Array expansion requires us to normalise the loop first—this means rewriting the loop such as its index starts from 0 and increases by 1 each iteration. This is why we have not written our example as  $\mathbf{do} \ \mathbf{i} = 2$ , N+1.

# 7.3 Eliminating false dependencies (WAR and WAW)

Anti and output dependencies are often referred to as *false* dependencies because they can be eliminated in most cases by copying or privatisation operations:

- Cross-iteration anti dependencies (WAR) typically correspond to a read from some original element of the array—whose value was set before the start of the loop execution—followed by an update to that element in a later iteration.
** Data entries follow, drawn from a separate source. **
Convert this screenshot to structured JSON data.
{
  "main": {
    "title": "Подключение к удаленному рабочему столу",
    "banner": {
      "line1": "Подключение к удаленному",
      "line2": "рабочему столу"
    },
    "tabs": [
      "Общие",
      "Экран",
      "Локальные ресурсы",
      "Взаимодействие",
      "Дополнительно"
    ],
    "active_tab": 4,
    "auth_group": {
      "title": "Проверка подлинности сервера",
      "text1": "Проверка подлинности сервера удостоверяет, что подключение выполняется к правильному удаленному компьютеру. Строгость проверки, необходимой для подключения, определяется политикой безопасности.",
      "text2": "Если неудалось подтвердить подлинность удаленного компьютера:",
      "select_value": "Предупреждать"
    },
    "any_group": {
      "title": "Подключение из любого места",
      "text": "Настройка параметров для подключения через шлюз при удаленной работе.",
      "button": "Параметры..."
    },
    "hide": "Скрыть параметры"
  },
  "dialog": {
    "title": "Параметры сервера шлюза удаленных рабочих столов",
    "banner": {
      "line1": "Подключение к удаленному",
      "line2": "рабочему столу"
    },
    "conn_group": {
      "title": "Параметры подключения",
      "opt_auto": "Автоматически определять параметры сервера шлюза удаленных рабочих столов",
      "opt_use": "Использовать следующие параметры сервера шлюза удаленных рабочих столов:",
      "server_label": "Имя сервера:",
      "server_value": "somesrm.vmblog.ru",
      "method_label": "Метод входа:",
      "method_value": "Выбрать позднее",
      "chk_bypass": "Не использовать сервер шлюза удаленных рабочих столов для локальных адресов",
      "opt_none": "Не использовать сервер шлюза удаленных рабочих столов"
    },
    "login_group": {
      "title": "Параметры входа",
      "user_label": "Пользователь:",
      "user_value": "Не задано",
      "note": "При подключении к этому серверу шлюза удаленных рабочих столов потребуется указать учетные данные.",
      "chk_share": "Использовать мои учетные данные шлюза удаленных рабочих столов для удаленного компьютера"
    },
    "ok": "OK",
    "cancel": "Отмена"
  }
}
As such, this dependency can be eliminated by copying (in parallel) the target array before the loop and rewriting the offending read access inside the loop such that it refers to the copy of the array.
- Cross-iteration output dependencies (WAW) can be eliminated by a technique named privatisation (or renaming), whenever it can be determined that every read access from a scalar or array location is covered by an update to that scalar or memory location that was previously performed in the same iteration. Semantically, privatisation moves the declaration of the offending variable inside the loop, because it has been already determined that the read/used value was produced earlier in the same iteration.

• Reasoning based on direction vectors is limited to relatively simple loop nests; for example it is difficult to reason about privatisation by means of direction vectors.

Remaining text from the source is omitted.